Die Swatch Group, die für die Baselworld bislang ein Budget von über 50 Millionen Franken bereitgestellt hatte, habe beschlossen, ab 2019 an der Uhren- und Schmuckmesse nicht mehr präsent zu sein, erklärte Konzernchef Nick Hayek der «NZZ am Sonntag».

Als Begründung gab Nick Hayek zu verstehen, dass traditionelle Uhrenmessen für Swatch nicht mehr sinnvoll seien. Bereits ein Jahr zuvor hatten sich die Luxusmarken Hermès, Ulysse Nardin und Girard-Perregaux von der Baselworld abgemeldet und stattdessen der SIHH-Uhrenmesse in Genf angeschlossen.

Baselworld Quo Vadis?

Steht die Messe damit am Abgrund? Besteht die Gefahr, dass noch weitere wichtige Player wie die LVMH-Group oder Rolex oder Patek Philippe aussteigen, oder gab es zwischen der neuen Messeleitung und der Swatch Group spezielle Befindlichkeiten, die nicht ausgeräumt werden konnten?

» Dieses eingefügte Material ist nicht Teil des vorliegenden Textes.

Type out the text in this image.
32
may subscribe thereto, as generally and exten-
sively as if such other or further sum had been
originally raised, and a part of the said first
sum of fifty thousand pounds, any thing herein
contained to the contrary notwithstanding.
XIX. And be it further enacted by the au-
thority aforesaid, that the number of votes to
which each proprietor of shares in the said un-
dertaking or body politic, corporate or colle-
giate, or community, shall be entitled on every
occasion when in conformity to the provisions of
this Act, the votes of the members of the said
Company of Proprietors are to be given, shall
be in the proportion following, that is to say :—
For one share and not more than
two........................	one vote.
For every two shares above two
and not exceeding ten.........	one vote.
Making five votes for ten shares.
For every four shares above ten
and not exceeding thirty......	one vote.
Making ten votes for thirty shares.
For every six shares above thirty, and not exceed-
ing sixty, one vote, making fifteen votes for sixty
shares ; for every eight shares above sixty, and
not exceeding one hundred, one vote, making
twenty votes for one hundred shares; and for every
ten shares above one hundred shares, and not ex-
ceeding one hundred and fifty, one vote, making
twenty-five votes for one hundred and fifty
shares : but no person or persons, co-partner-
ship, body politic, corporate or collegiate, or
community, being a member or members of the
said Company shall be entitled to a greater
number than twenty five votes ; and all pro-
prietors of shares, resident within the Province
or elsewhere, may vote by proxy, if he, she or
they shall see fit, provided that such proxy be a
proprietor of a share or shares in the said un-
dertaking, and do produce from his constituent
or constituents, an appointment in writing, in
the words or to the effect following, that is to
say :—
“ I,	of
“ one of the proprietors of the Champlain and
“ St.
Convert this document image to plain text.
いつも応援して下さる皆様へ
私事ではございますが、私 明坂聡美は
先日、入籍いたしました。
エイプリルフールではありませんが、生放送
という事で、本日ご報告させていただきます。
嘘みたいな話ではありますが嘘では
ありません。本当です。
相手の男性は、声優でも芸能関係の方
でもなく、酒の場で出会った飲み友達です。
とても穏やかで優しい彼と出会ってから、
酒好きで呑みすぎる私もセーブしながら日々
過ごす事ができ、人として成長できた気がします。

Über die Hintergründe und die nächsten Schritte kann trefflich spekuliert werden. Wir werden sehen, wo die Uhrenbranche hinläuft. Eine SIHH in Genf, eine abermals deutlich geschwächte Basler Messe und verschiedene eigene Veranstaltungen diverser Hersteller; man mag es drehen und wenden wie man möchte: Einen Gefallen tut sich die Schweizer Uhrenindustrie damit mittel- und langfristig sicher nicht.